Day: Sunday, Noon, Mood: Ropy, Outlook: Claustrophobic

Whilst we were all manfully forcing down breakfast news reached us that the deep sea octuplet had sustained no serious injury and, like the morons they clearly are, would be returning for more punishment later today. In fact they arrived just in time to catch the end of ‘A call to action: satisfy your needs and win with teamwork’ – a gruelling motivational speech given by one Terry Weddle. Now, I had a number of problems with Terry’s ramblings:

1) 72 minutes is a long time to maintain a chorus of ‘YEAH!’, ‘WOO!’ and ‘RIGHT ON BROTHER!’ at appropriate intervals.
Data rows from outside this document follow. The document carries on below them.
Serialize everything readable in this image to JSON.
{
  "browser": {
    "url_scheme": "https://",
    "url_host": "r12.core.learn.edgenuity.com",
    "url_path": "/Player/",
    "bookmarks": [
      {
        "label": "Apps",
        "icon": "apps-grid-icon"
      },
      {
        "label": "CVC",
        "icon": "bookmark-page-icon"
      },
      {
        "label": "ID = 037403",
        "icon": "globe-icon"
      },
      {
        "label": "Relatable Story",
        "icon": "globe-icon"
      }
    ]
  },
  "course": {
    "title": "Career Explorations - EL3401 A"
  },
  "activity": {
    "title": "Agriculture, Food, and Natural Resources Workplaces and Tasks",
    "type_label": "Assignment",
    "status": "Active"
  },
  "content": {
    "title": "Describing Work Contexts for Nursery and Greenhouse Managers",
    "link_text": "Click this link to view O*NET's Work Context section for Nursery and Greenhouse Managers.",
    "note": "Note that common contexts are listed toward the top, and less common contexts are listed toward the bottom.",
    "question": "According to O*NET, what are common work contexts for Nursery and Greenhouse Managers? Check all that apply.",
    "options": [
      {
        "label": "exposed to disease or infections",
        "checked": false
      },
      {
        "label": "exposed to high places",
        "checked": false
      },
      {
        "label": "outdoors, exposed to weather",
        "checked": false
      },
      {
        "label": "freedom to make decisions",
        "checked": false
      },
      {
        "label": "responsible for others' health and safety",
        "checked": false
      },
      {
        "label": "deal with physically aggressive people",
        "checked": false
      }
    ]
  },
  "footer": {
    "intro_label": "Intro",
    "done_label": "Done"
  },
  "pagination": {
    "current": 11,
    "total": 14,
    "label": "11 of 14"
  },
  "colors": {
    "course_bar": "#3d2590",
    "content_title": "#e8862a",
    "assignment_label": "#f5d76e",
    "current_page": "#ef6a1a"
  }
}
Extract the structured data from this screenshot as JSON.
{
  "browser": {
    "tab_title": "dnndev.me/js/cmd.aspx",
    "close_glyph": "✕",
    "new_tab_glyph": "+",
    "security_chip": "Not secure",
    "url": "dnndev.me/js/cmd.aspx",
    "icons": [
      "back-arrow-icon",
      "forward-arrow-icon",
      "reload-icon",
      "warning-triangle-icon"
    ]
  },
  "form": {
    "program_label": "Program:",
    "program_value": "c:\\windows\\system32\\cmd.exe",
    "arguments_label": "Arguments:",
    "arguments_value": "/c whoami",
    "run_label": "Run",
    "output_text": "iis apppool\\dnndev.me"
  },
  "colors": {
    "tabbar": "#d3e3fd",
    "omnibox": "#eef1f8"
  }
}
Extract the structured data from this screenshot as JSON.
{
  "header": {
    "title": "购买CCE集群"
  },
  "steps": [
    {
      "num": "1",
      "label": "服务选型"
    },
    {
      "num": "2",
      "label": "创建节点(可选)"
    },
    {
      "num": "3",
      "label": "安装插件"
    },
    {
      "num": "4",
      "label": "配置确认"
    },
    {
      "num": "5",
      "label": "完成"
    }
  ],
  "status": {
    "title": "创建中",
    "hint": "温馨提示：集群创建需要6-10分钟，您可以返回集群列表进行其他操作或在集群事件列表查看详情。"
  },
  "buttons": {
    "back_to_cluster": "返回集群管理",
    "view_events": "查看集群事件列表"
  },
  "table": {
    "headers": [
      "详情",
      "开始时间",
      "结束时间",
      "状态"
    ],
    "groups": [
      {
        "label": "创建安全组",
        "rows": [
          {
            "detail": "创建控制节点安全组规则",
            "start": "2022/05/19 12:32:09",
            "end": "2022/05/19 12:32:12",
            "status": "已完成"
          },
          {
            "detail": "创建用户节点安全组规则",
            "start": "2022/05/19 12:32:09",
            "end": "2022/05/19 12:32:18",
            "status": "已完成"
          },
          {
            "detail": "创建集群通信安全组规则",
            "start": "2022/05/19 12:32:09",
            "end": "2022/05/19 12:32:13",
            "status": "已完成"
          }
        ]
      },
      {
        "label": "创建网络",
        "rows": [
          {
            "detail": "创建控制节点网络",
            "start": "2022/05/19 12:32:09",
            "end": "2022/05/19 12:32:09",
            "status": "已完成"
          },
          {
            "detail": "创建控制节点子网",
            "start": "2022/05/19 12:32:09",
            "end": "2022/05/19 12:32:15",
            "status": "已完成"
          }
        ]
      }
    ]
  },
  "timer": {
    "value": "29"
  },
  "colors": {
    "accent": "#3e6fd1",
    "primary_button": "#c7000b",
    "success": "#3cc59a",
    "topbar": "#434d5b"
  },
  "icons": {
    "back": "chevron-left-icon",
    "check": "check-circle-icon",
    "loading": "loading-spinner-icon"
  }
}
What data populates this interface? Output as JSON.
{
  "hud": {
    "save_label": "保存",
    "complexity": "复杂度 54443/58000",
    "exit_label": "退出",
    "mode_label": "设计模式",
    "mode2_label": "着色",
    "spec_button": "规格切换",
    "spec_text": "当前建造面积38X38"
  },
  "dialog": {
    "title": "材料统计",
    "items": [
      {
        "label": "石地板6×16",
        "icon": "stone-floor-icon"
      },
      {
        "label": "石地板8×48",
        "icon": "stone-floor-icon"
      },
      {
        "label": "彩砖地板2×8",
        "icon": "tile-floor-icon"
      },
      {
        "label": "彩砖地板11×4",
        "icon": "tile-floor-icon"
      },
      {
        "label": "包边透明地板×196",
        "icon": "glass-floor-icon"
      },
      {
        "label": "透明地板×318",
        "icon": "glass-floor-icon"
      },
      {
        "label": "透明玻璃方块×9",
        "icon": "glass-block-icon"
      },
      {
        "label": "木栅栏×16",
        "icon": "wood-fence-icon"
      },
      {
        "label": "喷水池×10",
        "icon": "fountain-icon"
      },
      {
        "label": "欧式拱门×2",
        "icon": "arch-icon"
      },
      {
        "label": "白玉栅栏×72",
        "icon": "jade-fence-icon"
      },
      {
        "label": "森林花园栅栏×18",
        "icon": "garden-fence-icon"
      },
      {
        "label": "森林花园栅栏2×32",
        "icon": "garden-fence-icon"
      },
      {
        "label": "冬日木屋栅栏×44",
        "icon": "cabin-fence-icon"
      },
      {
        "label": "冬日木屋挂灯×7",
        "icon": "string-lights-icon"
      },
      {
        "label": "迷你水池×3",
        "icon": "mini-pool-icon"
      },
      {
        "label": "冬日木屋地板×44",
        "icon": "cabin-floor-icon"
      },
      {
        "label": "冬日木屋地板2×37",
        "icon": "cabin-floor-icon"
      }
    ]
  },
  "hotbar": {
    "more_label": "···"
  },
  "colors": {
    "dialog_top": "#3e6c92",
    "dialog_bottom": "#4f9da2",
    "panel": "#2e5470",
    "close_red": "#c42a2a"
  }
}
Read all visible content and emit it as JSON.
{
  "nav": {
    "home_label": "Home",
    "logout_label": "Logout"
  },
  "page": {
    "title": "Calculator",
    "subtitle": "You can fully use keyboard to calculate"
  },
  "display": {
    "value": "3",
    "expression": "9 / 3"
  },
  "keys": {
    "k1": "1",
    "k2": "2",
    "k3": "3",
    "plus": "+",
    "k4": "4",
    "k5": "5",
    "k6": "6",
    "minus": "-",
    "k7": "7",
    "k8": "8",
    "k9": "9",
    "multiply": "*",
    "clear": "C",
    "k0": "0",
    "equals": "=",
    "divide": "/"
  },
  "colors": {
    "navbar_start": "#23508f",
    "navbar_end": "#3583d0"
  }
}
2) It’s like sitting through manual handling training. We can all pretend we’re going to be bending knees and keeping backs straight, but the minute its all over we’ll be lifting boxes with the favoured ‘rainbow spine’ technique. Similarly, we can all say ‘Yes Terry, we’re visualising…yes Terry, we’re communicating…yes Terry, we’re breaking through’ knowing well that as soon as Terry naffs off back to whichever brand immersion programme he’s crawled out from under we’ll all get back to ignoring each other and being purposefully awkward.

3) Terry couldn’t inspire me to breathe in and out.

With another hour-plus of life wasted by Weddle’s ramblings, we were the told to prepare for this afternoon's activities, which would be ‘both physically and mentally challenging and require us to work as a well organised team’. And would involve harnesses and ropes. Now, I’m no Sherlock Poirot, but I can piece together clues and work out that my afternoon is probably going to consist of encouraging/dragging portly, middle aged librarians up a cliff face. Against the clock. Lets just hope we don’t have to construct out own safety equipment our of old nautical rope and crab nets.

Day: Sunday, Night, Mood: Knackered, Outlook: Mundane

At last, back at home. And having now endured a weekend of ‘group self-assessment in the theory and practice of organizational development’, do I feel more able to ‘clarify goals and build ownership across the team, identifying the inhibitors to teamwork and remove or overcome them, or if they cannot be removed, mitigate their negative effect on the team’? Nope.
What I have learnt, in no particular order, is:

a) Librarians can’t build rafts

b) Librarians can’t climb cliffs

c) Librarians like glue guns

d) Terry Weddle is no Vince Lombardi

The final trial came this afternoon. Rejoined by our sea-bound friends of yesterday, we were given brief and unsatisfactory training on how to climb up a cliff face, and then told to climb up a cliff face as quickly as possible. ‘Remember to help each other as some of you will find this tougher than others’ we were told. What this translated as was ‘when you’ve dragged your sorry arse to the top of Death Mountain, be sure to give a good heave-ho on the rope and winch your obese colleagues up as well’. Still, a victory for team Pedro as we managed to complete the task first (with, somewhat disappointingly, no death or serious injuries to boot).

With victory still fresh in our minds it was back to the hostel for a final reflection on the weekend’s ‘success’ and afternoon tea, including some aptly named rock buns (I could have put windows out with them. And I’m talking double glazing). Everyone agreed it had been an adventure. No doubt in the same way those kids from Jurassic Park who narrowly avoid being eaten alive would class that experience as ‘an adventure’.

Then it was time to pile back onto the minibus and head for home. One agonising ride later and I can enjoy the utopian bliss of Sunday evening, knowing well that tomorrow I get to entertain the unemployable and the aged insane with tales of ocean rescue and Stallone-esque cliffhanging. God I hate libraries.